I have assumed that a Peeler Ranch well is able to achieve the following cumulative production curve (i.e. this curve is used to forecast my revenue projections).
It should be said that the following curve results in an EUR of 325k boe and has an abandonment time of 20 years.
Based on the above curve, the following cash flow projections are obtained (i have forecast out for 20 years, but have only shown the first 5 years).
You can see at 15% the Project achieves a NPV of $7.29M per well - or achieves an IRR of 62.80% (and this is before financing).
Next step, is to look at the financing cash flows.
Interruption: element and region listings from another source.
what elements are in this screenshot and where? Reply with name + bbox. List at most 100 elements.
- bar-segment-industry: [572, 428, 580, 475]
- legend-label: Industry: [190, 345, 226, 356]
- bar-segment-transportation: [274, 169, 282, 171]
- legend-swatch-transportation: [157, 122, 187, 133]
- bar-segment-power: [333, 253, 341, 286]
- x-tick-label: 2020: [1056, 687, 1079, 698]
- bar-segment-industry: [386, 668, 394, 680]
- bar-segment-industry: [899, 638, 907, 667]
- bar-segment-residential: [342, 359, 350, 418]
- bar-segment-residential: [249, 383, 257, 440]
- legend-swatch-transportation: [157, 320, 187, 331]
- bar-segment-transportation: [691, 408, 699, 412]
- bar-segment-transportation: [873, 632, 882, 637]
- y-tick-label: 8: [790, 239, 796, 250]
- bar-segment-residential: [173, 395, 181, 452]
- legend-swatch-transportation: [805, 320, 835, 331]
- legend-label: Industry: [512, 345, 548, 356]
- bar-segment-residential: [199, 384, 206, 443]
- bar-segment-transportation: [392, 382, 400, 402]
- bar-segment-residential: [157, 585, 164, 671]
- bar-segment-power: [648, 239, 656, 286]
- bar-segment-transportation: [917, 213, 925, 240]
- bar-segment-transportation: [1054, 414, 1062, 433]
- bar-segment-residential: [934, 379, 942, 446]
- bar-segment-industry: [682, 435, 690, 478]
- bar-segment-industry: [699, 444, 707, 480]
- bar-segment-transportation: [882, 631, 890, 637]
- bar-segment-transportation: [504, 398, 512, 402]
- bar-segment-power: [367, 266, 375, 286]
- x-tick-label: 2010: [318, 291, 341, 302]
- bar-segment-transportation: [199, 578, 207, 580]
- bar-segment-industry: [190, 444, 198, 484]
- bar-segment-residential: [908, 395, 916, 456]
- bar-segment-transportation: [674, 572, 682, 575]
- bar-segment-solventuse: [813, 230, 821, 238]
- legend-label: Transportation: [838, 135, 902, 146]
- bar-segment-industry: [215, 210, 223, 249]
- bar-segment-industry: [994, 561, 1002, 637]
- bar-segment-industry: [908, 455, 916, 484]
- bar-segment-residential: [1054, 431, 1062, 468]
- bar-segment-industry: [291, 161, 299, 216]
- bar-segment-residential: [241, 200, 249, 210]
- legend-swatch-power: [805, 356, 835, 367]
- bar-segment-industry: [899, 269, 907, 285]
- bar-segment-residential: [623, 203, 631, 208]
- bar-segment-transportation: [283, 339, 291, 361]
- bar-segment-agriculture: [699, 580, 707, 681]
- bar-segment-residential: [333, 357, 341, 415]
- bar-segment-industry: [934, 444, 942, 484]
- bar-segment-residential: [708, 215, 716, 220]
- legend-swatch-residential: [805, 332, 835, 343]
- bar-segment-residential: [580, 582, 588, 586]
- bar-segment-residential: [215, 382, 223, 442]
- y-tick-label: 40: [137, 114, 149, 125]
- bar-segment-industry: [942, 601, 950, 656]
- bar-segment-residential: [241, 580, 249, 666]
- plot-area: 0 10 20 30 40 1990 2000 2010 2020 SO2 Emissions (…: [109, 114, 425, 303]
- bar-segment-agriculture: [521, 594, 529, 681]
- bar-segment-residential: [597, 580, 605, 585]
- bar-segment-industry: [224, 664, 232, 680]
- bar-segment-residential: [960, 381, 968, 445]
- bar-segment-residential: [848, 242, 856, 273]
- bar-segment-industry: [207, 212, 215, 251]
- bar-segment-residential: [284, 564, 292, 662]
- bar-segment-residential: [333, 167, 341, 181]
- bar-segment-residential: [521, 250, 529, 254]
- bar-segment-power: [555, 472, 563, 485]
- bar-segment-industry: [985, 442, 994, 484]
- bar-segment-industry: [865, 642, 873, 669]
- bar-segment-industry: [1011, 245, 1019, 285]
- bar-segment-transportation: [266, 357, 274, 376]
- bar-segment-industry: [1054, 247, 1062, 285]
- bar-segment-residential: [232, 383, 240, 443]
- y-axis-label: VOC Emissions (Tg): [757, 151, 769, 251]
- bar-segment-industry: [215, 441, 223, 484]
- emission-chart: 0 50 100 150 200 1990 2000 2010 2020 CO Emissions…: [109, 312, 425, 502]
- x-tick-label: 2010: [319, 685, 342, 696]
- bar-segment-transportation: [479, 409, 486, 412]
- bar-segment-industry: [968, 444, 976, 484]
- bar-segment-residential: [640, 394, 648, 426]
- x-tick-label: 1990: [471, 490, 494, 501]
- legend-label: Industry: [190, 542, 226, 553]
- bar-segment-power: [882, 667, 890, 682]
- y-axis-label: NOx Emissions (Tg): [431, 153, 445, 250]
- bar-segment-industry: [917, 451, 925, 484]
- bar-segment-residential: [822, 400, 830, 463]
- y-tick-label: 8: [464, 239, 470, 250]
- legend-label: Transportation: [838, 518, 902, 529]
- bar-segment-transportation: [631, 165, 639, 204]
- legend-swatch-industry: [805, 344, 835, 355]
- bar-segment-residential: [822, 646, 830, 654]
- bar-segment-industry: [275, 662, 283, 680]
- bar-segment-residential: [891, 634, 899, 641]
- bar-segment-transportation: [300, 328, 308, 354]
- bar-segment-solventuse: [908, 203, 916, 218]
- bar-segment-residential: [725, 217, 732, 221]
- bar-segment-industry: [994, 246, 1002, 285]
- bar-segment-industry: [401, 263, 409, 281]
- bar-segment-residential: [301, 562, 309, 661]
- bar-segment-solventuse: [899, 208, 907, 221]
The above cash flow stream is able to achieve 42% debt funding (based on a DSCR of 2.00 and cost of debt of 8.50%).
This means banks would lend $2.94 million (and NSE would have to put in about $4.0 million per well).
Based on 42% debt, and the resultant tax savings from (interest and depreciation) the following cash flow stream is generated (post financing and post tax) - ie. this is what NSE shareholders are entitled to.
This is for one well remember - so at 15% discount rate it achieves a $5M NPV and 88% IRR per well. Once the well is successful - the NPV represents the price that a buyer would be willing to pay (at a riskiness premium of 15%)
6 wells in themselves generate the NPV required to warrant this transaction.
I am happy with the above and have added to my position today. Now its just a waiting game.
The MAJOR risks to my well valuation are:
1. Oil price is uncertain (based on achieving +- $106/boe).
2. Production curve - assumes 325k EUR over 20 years - changes to this, change the revenue and val
3. Financing costs - assumes that banks are willing to lend 42% and at the costs
4. Foreign exchnage risks
5. Normal Design,Construct and Operations risks associated with any project.
Good luck to all - hopefully we see this deal passed and then its all up to the EFS.
DYOR of course - and make sure your investment suits your financial risk appetite!